A few months into occupation, the ruble was enforced as currency. Alla had to exchange her Ukrainian hryvnias for a 10 percent fee. The last time she tried to purchase diabetes medication at the hospital she was told to present Russian documents the next time.
She lost friends: Some accepted offers to acquire Russian passports and housing certificates to purchase apartments inside Russia. Two of Yaremenko’s acquaintances did so too. “Our friends, for example, took the passports immediately. They say they feel it has become easier to live.”
The flooding was the last straw. Scores of homes were damaged. Many buildings still standing are uninhabitable. The treat of water-borne disease loomed.
At the checkpoint, Alla looked up at the Russian soldier. I don’t know who exploded the dam, she said. “I just want peace.” He let her through.
At the Latvian border, she was taken aside again and questioned in a room where a pair of handcuffs hung on a chair. Why leave? They asked. Why not wait for compensation? Why not look for a house in Russia?
Then they said they knew she had left her mother behind. If she dared return for her, they would not let her pass a second time, they warned.
“It was psychological pressure,” she said.
Those with a history of collaboration took greater measures to hide their past.
Yuri, 28, a former journalist, buried his press credentials and wiped his phone contacts.
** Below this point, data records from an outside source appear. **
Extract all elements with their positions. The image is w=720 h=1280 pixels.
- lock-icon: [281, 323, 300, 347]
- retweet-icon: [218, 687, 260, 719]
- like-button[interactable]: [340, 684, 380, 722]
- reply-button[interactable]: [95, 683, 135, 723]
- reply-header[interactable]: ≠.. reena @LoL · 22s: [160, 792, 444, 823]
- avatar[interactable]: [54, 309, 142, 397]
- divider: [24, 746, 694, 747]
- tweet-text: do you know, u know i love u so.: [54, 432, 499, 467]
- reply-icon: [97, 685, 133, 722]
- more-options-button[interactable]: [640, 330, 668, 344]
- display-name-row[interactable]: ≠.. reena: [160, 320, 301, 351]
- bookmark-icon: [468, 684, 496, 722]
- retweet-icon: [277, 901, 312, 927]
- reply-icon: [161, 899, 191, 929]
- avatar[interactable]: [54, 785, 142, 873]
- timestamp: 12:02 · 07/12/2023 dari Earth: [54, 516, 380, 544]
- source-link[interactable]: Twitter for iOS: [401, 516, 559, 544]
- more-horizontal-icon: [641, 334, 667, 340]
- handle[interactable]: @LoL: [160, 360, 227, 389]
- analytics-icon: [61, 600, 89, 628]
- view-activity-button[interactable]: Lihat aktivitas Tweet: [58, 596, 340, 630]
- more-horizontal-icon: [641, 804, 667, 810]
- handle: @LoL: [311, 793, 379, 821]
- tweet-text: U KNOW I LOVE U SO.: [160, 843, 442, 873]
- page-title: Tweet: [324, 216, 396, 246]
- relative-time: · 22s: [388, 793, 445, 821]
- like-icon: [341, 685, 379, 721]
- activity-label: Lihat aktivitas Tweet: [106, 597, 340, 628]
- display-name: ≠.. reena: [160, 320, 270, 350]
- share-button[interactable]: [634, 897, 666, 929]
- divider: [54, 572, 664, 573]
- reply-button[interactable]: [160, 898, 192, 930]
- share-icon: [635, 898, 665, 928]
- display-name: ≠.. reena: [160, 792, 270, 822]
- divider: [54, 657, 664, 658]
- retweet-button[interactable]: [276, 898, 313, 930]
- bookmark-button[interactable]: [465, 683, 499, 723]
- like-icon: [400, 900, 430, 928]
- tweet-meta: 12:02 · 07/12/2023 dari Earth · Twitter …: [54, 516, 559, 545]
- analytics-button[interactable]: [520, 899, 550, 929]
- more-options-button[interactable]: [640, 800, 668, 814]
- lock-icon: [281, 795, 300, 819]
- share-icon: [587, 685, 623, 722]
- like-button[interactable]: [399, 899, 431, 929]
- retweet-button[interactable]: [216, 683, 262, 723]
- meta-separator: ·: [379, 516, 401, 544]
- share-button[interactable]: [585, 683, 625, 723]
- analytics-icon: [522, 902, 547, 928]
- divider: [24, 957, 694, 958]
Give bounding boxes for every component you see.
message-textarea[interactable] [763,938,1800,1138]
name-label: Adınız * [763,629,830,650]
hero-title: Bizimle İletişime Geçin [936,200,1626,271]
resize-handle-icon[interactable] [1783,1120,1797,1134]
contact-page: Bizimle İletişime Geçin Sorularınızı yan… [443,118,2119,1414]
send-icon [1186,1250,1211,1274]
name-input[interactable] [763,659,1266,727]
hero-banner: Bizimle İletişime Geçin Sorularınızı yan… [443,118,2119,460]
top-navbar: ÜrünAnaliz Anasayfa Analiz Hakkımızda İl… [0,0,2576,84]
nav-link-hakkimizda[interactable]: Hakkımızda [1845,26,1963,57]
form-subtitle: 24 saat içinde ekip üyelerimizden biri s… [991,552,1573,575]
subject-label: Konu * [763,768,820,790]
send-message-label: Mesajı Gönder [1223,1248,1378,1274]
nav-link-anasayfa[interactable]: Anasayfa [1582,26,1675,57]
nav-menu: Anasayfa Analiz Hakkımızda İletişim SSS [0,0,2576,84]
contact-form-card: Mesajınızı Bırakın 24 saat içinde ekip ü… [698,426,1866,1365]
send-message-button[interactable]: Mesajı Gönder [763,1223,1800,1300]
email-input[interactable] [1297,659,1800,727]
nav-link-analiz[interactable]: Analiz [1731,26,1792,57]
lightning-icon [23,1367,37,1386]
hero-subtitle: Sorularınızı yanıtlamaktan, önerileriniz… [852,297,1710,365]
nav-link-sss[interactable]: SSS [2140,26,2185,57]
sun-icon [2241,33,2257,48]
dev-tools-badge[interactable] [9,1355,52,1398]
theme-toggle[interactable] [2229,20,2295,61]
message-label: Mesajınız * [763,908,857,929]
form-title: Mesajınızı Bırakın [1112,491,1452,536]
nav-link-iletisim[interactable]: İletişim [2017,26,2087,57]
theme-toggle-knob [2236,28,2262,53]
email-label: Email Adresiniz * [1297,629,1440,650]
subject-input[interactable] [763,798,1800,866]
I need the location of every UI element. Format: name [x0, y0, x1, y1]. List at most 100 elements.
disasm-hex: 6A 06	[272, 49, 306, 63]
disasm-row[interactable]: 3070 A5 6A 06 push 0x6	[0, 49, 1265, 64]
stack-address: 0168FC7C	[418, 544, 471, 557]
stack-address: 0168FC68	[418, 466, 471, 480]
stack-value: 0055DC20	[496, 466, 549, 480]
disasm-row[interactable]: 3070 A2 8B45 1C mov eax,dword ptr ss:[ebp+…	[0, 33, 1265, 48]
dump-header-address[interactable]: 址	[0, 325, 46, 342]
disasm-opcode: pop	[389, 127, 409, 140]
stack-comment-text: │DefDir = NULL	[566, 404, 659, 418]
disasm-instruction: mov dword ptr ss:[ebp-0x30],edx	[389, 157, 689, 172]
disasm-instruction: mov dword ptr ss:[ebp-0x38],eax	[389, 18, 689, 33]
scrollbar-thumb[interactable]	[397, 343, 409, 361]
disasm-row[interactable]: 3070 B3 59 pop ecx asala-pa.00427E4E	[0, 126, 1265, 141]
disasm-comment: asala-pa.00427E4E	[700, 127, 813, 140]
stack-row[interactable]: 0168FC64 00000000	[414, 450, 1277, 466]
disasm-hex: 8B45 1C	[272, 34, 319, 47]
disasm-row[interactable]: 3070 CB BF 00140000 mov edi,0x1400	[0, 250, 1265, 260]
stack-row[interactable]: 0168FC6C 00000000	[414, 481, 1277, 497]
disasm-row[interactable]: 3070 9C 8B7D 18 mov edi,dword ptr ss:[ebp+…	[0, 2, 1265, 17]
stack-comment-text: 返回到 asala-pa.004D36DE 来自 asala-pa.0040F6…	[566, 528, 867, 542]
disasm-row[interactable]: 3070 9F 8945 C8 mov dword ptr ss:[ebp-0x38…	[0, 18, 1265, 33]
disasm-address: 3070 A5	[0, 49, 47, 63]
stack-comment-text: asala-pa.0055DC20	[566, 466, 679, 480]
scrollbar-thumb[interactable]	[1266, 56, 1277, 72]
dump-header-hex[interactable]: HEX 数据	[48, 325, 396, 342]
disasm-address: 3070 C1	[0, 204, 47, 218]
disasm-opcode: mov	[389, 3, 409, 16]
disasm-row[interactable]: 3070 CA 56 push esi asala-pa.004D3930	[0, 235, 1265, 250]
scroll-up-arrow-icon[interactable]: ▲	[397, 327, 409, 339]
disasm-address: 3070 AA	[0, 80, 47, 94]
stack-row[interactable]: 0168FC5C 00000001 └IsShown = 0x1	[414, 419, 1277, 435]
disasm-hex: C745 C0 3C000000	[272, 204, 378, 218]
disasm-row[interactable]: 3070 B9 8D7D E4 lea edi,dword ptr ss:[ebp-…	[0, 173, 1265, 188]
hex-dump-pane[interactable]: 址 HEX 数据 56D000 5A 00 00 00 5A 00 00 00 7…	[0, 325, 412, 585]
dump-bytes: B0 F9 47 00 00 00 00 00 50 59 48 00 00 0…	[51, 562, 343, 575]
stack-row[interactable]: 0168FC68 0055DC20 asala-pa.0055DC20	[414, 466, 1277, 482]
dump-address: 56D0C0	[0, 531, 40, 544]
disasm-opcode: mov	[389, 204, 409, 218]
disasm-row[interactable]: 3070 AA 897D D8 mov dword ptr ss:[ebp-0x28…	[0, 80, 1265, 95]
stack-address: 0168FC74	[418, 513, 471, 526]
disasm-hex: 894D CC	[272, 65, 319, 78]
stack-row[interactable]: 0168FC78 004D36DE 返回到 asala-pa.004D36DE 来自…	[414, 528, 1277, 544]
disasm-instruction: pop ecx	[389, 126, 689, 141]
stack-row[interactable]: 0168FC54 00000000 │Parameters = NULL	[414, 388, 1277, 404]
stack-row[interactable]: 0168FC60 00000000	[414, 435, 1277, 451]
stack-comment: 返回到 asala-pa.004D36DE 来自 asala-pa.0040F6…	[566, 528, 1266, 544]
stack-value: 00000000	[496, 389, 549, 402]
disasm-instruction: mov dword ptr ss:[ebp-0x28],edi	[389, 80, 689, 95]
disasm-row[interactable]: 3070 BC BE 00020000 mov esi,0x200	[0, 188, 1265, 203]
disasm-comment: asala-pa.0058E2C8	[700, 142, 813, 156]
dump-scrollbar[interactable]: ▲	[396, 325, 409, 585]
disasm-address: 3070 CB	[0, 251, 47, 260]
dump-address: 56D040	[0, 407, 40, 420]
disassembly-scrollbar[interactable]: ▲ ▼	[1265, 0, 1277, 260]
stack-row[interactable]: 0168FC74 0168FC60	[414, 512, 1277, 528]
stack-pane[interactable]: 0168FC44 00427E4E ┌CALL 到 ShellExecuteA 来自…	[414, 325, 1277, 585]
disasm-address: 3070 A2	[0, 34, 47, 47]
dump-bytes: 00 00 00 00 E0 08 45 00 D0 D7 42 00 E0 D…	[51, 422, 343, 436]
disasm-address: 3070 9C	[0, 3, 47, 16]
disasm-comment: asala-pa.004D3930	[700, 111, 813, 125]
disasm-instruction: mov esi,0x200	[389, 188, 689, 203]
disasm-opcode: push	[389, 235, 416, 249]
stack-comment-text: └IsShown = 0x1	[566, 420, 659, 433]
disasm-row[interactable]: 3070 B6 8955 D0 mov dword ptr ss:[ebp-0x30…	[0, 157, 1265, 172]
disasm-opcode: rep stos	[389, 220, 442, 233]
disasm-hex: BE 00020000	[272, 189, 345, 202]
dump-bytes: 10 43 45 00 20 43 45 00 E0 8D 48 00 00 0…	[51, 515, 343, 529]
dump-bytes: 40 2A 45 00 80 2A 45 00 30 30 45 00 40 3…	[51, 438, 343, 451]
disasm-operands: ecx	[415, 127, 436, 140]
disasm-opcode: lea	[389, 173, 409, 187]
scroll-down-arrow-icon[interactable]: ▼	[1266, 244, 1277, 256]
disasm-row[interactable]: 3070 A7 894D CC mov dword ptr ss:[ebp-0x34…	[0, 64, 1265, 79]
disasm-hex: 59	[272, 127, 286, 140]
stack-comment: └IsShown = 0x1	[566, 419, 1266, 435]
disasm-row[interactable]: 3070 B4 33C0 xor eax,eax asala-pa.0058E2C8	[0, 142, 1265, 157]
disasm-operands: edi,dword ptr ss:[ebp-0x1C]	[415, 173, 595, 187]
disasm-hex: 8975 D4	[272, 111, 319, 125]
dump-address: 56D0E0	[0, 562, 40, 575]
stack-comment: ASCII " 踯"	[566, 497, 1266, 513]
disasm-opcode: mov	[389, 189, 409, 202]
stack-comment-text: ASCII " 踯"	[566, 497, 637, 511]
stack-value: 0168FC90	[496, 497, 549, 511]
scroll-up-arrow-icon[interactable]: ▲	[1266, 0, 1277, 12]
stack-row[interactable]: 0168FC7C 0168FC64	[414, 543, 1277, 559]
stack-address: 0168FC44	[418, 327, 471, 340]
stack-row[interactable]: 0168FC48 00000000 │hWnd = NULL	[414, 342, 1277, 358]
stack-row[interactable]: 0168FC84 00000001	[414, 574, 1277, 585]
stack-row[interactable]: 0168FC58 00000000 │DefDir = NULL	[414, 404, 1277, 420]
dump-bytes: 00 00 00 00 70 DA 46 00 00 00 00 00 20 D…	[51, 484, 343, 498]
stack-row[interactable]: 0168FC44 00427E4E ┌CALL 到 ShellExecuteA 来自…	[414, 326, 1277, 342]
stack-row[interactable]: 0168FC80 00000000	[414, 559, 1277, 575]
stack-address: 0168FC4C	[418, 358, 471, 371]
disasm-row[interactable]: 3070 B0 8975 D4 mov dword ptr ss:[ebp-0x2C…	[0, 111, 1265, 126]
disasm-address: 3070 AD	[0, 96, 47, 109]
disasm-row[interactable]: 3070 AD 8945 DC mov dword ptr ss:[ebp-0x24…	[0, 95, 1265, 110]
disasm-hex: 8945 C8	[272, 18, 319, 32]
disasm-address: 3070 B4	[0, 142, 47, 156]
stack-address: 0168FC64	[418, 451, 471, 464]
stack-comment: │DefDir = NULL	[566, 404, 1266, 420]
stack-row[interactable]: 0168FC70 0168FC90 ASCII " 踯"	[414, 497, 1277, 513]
For months, he had been passing coordinates of Russian army movements to friends connected to Ukrainian forces.
In Oleshky he had found work in a shawarma shop frequented by Russian soldiers, he said. “Every day you leave your house and don’t know if you’ll come back,” he said.
To survive, he was polite and struck up conversation with the soldiers. Some told him they would fight for the territory until the end. Others said they wanted to go home. He pretended to sympathize.
He was let through in Armyansk. Like so many others, he headed to the one place he felt most at home. Across the river, in the city of Kherson, where Russian bombardment is constant.
“It’s absurd in a way,” he said with a laugh. Only a few weeks ago, he could see the Ukrainian-controlled city from his building under occupation. “It was just 20 minutes between Oleshky and Kherson. Now it’s three days.”